SAN ANTONIO — A U.S. District Court judge Feb. 26 struck down a Texas constitutional amendment that defined marriage as being only between one man and one woman.

Judge Orlando Garcia also said it was unconstitutional for the state not to recognize the marriages of same-sex couples performed in other states.

Garcia put his decision on hold until it can be appealed.

The ruling came in a lawsuit brought by two gay couples against the voter-approved ban on same-sex marriage, which had been in place since 2005.

One of the couples who sued was wed in Massachusetts and wants Texas to recognize the marriage. The other gay couple wants to get married in Texas.

"Regulation of marriage has traditionally been the province of the states and remains so today," Garcia wrote in the 48-page ruling. "However, any state law involving marriage or any other protected interest must comply with the United States Constitution."
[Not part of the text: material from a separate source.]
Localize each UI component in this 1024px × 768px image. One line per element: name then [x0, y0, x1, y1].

The Catholic Church opposes same-sex marriage. It upholds the sanctity of traditional marriage, between one man and one woman, and also teaches that any sexual activity outside of marriage is sinful.

In a recent blog posting, San Francisco Archbishop Salvatore J. Cordileone, chairman of the U.S. Conference of Catholic Bishops' Subcommittee for the Promotion and Defense of Marriage, said that  challenges to state laws in federal courts have made it clear that "the marriage debate we are having in this country is not about access to the right of marriage, but the very meaning of marriage."
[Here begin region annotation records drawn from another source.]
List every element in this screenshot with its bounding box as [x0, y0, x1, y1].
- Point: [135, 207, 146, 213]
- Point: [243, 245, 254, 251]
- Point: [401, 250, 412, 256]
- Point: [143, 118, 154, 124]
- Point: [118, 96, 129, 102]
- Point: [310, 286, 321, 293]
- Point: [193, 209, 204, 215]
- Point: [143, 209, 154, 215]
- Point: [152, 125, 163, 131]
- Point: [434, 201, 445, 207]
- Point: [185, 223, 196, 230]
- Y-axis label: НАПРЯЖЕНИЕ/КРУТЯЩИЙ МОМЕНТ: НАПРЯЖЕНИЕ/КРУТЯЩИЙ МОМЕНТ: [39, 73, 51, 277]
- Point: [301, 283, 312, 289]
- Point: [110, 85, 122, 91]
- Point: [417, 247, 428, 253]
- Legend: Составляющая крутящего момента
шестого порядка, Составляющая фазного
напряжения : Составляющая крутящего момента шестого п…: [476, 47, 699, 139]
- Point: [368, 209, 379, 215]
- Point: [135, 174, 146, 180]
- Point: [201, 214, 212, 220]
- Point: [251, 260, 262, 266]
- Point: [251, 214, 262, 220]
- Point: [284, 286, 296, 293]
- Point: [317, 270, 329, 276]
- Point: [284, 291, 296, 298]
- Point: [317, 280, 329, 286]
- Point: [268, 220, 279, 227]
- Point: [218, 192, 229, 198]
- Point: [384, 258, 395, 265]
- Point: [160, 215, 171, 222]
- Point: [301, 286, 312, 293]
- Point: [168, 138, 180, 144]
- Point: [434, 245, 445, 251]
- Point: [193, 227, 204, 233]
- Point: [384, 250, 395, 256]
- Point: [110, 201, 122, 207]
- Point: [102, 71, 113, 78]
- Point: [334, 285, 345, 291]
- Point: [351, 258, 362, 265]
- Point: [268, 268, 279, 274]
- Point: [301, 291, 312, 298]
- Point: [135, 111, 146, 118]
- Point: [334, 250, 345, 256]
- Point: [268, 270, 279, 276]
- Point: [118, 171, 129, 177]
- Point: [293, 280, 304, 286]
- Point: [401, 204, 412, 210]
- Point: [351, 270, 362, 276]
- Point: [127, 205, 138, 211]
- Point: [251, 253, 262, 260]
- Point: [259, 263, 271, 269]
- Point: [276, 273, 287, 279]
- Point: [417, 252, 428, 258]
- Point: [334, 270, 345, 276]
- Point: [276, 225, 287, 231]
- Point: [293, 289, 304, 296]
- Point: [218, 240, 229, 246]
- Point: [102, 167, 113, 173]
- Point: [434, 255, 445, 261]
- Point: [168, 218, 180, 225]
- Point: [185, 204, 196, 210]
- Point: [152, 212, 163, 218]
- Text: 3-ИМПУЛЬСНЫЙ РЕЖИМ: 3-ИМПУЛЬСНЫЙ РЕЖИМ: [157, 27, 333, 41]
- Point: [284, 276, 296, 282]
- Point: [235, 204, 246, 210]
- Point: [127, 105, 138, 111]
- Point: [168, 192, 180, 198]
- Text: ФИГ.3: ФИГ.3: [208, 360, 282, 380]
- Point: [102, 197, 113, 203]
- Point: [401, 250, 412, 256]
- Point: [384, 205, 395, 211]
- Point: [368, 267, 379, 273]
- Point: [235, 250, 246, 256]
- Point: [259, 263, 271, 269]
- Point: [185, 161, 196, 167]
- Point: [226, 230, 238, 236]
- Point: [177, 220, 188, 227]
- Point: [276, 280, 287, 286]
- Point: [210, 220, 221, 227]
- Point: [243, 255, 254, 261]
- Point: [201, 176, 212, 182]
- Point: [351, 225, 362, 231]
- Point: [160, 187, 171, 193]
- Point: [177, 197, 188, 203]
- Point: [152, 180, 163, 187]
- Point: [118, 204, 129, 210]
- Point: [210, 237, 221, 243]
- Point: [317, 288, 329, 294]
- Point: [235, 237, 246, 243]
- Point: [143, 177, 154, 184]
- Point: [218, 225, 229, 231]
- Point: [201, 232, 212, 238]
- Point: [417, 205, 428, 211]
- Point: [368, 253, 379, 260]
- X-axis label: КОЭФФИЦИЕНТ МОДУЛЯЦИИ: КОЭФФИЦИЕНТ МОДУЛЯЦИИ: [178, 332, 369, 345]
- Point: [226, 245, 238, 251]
The day after Garcia handed down his decision, U.S. District Judge John G. Heyburn II in Louisville, Ky., issued an order instructing Kentucky officials to immediately recognize same-sex marriages performed elsewhere.
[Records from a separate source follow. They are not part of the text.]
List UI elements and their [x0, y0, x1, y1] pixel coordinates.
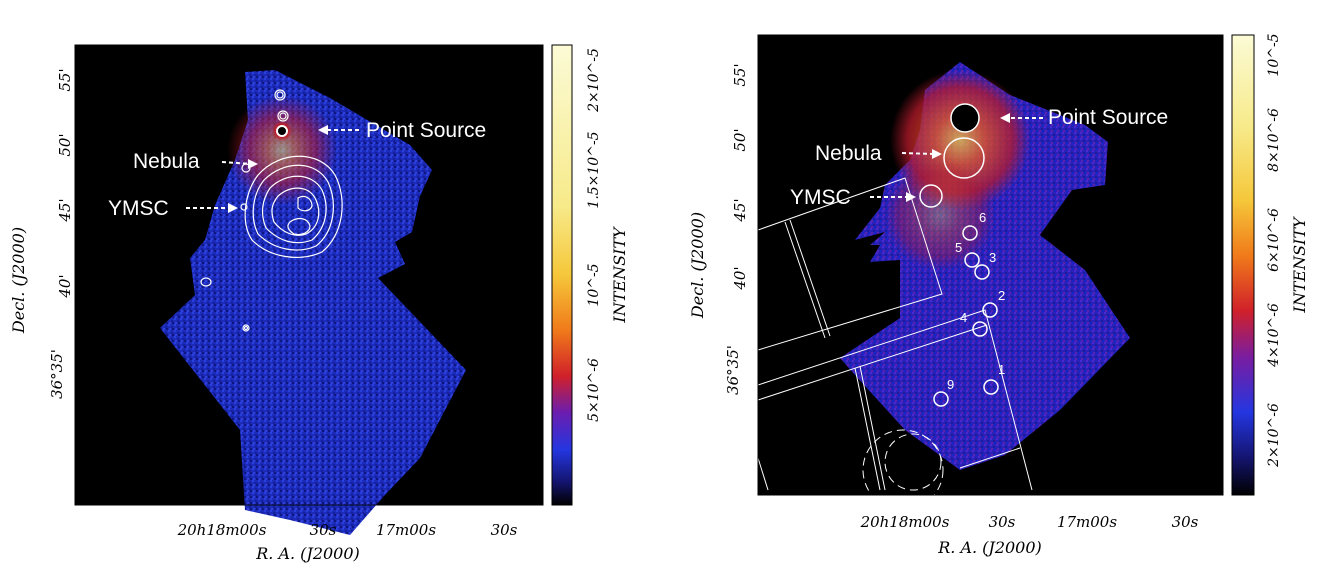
src-label-5: 5 — [955, 240, 962, 255]
left-dec-tick-35: 36°35' — [48, 349, 66, 399]
left-ra-tick-2: 30s — [310, 521, 337, 539]
right-annot-ymsc: YMSC — [790, 186, 851, 209]
left-xray-mosaic — [160, 70, 466, 535]
point-source-marker — [276, 125, 288, 137]
right-ra-tick-4: 30s — [1172, 513, 1199, 531]
source-regions — [919, 103, 999, 407]
left-cbar-tick-3: 10^-5 — [586, 263, 602, 306]
left-cbar-label: INTENSITY — [610, 226, 629, 324]
tev-contours — [200, 89, 343, 332]
right-dec-tick-50: 50' — [731, 128, 749, 151]
left-ylabel: Decl. (J2000) — [9, 227, 28, 334]
source-labels: 6 5 3 2 4 1 9 — [947, 210, 1005, 392]
right-ra-tick-1: 20h18m00s — [860, 513, 950, 531]
right-cbar-tick-2: 8×10^-6 — [1266, 108, 1282, 172]
src-label-2: 2 — [998, 288, 1005, 303]
left-dec-tick-55: 55' — [56, 68, 74, 91]
right-cbar-label: INTENSITY — [1290, 216, 1309, 314]
src-label-1: 1 — [998, 362, 1005, 377]
left-dec-tick-40: 40' — [56, 274, 74, 298]
src-label-4: 4 — [960, 310, 967, 325]
left-annot-ymsc: YMSC — [108, 197, 169, 220]
right-cbar-tick-5: 2×10^-6 — [1266, 403, 1282, 468]
left-ra-tick-4: 30s — [491, 521, 518, 539]
left-cbar-tick-2: 1.5×10^-5 — [586, 131, 602, 208]
src-label-3: 3 — [989, 250, 996, 265]
fov-outlines — [757, 177, 1033, 511]
right-dec-tick-45: 45' — [731, 198, 749, 222]
src-label-6: 6 — [979, 210, 986, 225]
right-cbar-tick-1: 10^-5 — [1266, 33, 1282, 76]
right-panel: 6 5 3 2 4 1 9 Point Source Nebula YMSC 5… — [688, 33, 1309, 557]
right-ra-tick-2: 30s — [989, 513, 1016, 531]
right-annotations: Point Source Nebula YMSC — [790, 106, 1168, 209]
left-ra-tick-3: 17m00s — [376, 521, 436, 539]
left-annotations: Point Source Nebula YMSC — [108, 119, 486, 220]
right-annot-point-source: Point Source — [1048, 106, 1168, 129]
left-ra-tick-1: 20h18m00s — [177, 521, 267, 539]
left-xlabel: R. A. (J2000) — [255, 544, 360, 563]
right-ylabel: Decl. (J2000) — [688, 212, 707, 319]
left-colorbar — [551, 44, 573, 506]
left-dec-tick-45: 45' — [56, 198, 74, 222]
right-colorbar — [1231, 34, 1255, 496]
right-dec-tick-35: 36°35' — [724, 345, 742, 395]
left-panel: Point Source Nebula YMSC 55' 50' 45' 40'… — [9, 44, 629, 563]
right-xlabel: R. A. (J2000) — [937, 538, 1042, 557]
left-cbar-tick-4: 5×10^-6 — [586, 358, 602, 422]
left-cbar-tick-1: 2×10^-5 — [586, 48, 602, 113]
right-ra-tick-3: 17m00s — [1057, 513, 1117, 531]
src-label-9: 9 — [947, 377, 954, 392]
right-cbar-tick-3: 6×10^-6 — [1266, 208, 1282, 272]
right-dec-tick-55: 55' — [731, 63, 749, 86]
right-dec-tick-40: 40' — [731, 266, 749, 290]
left-dec-tick-50: 50' — [56, 133, 74, 156]
right-annot-nebula: Nebula — [815, 142, 882, 165]
left-annot-nebula: Nebula — [133, 150, 200, 173]
right-cbar-tick-4: 4×10^-6 — [1266, 303, 1282, 368]
left-annot-point-source: Point Source — [366, 119, 486, 142]
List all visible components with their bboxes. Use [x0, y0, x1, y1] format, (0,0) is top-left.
AP reported that Heyburn's order has no effect on a suit filed Feb. 14 by a Kentucky couple suing to force the state to issue same-sex marriage licenses.

Reader Comments

Posted: Friday, February 28, 2014
Article comment by: Chuck Anziulewicz

As someone who believes very strongly in marriage equality for gay couples, I need to point out that the federal government has complicated the issue more than anyone. While it is true that the Constitution says nothing about marriage, there are 1,138 legal benefits, protections, and responsibilities (according to the Government Accounting Office) that the federal government automatically bestows on married couples. Much of this has to do with tax law and Social Security. So it simply wouldn't do for a gay couple that is legally married in Iowa to suddenly become UN-married if they move someplace else.

Straight couples have never had to jump through these kinds of hoops. Thanks to the "Full Faith & Credit" clause, if any straight couple flies off to Las Vegas for a drunken weekend and gets married by an Elvis impersonator, that marriage is automatically honored in all 50 states. Gay couples, however, are held to a different (and hence unconstitutional) legal standard.

The only way marriage can be a "States Rights" issue is for the federal government to get out of the marriage business completely, and do away with the 1,138 benefits it grants to married couples. Tell me how thrilled most married couples would be with THAT.